Music genre and type of dance

Kwassa kwassa (or kwasa kwasa) is a dance created by Jeanora, a mechanic in Kinshasa from the Democratic Republic of the Congo, that started in the 1980s, where the hips move back and forth while the hands move to follow the hips. It was very popular in Africa.

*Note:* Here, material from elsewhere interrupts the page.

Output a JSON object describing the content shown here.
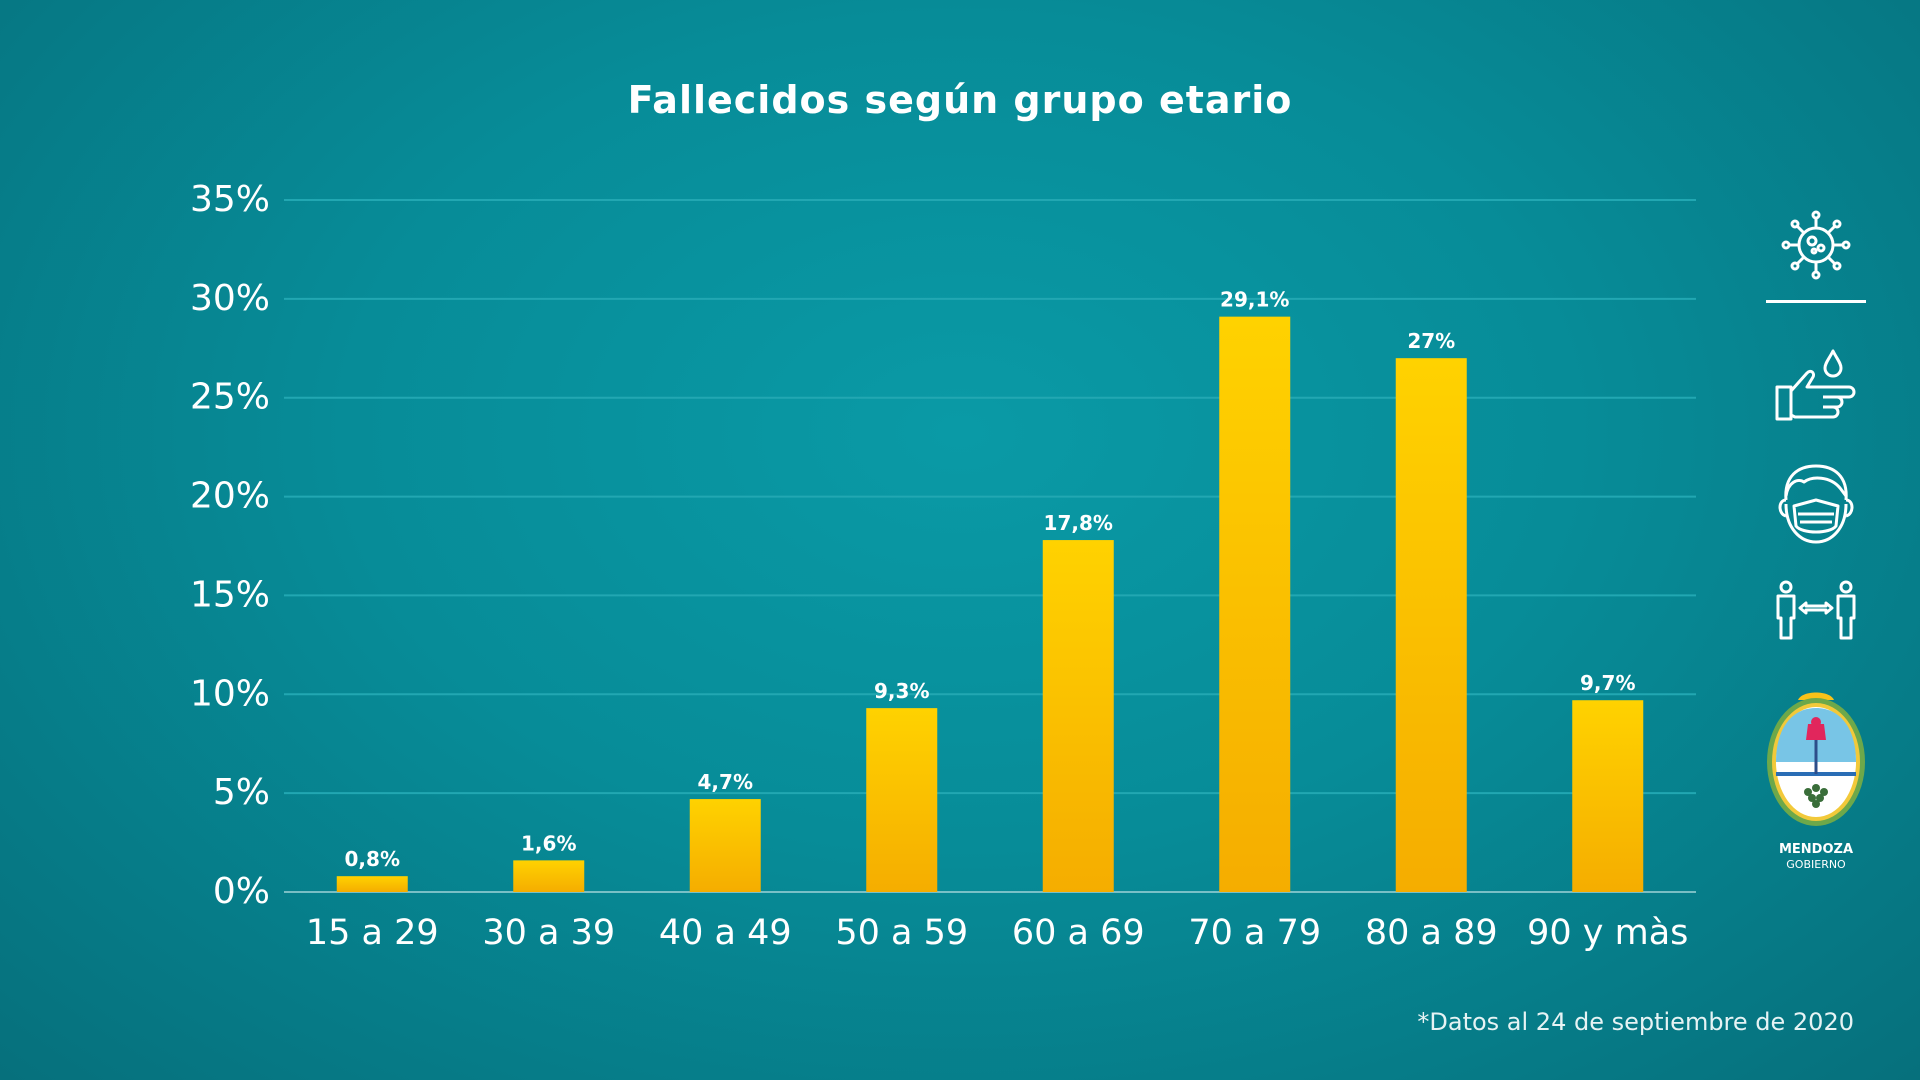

The dance was popularized by soukous music videos, as well as the videos of Kanda Bongo Man, Pepe Kalle, Viva La Musica, and other Congolese musicians. For the first time in Congo, all the groups adopted these dance steps. This had not happened before because bands preferred to have their own specific dance.

==Etymology==
According to Jeanora, the words kwassa kwassa comes from the Kikongo language, meaning "I'm working".

==Origins==
In 1986, the neighborhoods of Kinshasa were contested by leading Congolese rumba artists and groups such as Zaïko Langa Langa, Papa Wemba and Viva La Musica, King Kester Emeneya and many others. A mechanic from Kinshasa, Jeanora, then created a dance he called Kwassa kwassa, imitating the use of a gearshift. He made numerous performances on Zaire's national television and taught the dance in bars and ngandas. He also claimed that he won an award of the "Best vedette of Africa". The dance was widely popularized by Paris-based singer Kanda Bongo Man.

As of 2022, Jeanora currently lives in Kongo Central.

This kind of beat is referenced in the 2008 song "Cape Cod Kwassa Kwassa" by American indie rock band Vampire Weekend.